Tennessee Republicans unveil map splitting Memphis, targeting lone Democratic district
Tennessee Republicans moved to break apart Memphis’s majority-Black district, a step that could erase the state’s lone Democratic House seat and weaken Black voting power.

Tennessee Republicans moved to carve Memphis into three congressional districts, a plan that would dismantle the state’s only Democratic-held House seat and likely lock in a 9-0 Republican delegation in the U.S. House.
The proposed map, unveiled Wednesday during the special session, slices through Memphis and Shelby County, with two of the new district lines stretching toward the Nashville area. It would pull Rep. Steve Cohen out of the Memphis-based district he has held since 2007, where he said he has represented a majority-Black constituency for nearly two decades.

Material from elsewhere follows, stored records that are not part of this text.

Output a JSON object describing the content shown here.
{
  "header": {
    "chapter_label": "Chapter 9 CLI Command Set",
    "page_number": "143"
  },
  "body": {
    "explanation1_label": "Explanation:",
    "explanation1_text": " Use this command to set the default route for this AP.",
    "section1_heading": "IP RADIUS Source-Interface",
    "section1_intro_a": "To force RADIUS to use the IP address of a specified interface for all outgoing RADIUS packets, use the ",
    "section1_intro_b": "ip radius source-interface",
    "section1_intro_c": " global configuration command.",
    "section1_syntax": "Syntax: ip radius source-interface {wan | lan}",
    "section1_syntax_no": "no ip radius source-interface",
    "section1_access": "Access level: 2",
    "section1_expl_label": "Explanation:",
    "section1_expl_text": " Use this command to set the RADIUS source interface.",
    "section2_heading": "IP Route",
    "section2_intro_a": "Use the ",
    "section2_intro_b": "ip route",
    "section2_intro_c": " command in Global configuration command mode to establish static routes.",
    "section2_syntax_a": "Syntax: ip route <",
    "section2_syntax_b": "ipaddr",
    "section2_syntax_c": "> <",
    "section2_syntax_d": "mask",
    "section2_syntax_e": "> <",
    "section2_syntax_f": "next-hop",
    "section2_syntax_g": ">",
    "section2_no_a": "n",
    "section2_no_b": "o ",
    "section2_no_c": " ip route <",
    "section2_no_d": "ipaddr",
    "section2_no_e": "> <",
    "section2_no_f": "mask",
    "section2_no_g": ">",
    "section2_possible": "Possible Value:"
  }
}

For Memphis, the stakes reach far beyond one seat. The city and Shelby County have anchored Tennessee’s 9th Congressional District, the state’s lone Democratic district and a rare point of political leverage for Black voters in a state otherwise dominated by Republicans in Congress. Memphis and Shelby County Democrats say the redraw would dilute Black voting power and shift influence away from a majority-Black city that has long depended on one federal voice in Washington.
Gov. Bill Lee called lawmakers into special session on May 1 after a recent U.S. Supreme Court ruling weakened Section 2 of the Voting Rights Act. Republican leaders have argued that the decision gives states more room to redraw maps on partisan lines, and the General Assembly adopted rules limiting public comment to move the process faster.
Cohen warned that the effort would dilute Black political power in Tennessee and said he has been consulting voting-rights lawyers and other experts. He also said the filing deadline for candidates for the 120th Congress has already passed, raising the prospect of ballot complications if the district lines change before the next election.
The map does more than target Memphis. It also divides Maury County, a change that could make Rep. Andy Ogles’s district more favorable to Republicans. Together, the proposed changes show how far Tennessee Republicans are willing to go as they test the legal boundaries left open after the Supreme Court’s ruling.
Memphis Democrats including state Sens. Raumesh Akbari and London Lamar and state Rep. Jesse Chism denounced the plan as an attempt to weaken the city’s political voice. Across the South, Republican mapmakers are pushing similar aggressive redraws, using the new legal landscape to pursue partisan gains while communities of color face the loss of hard-won representation.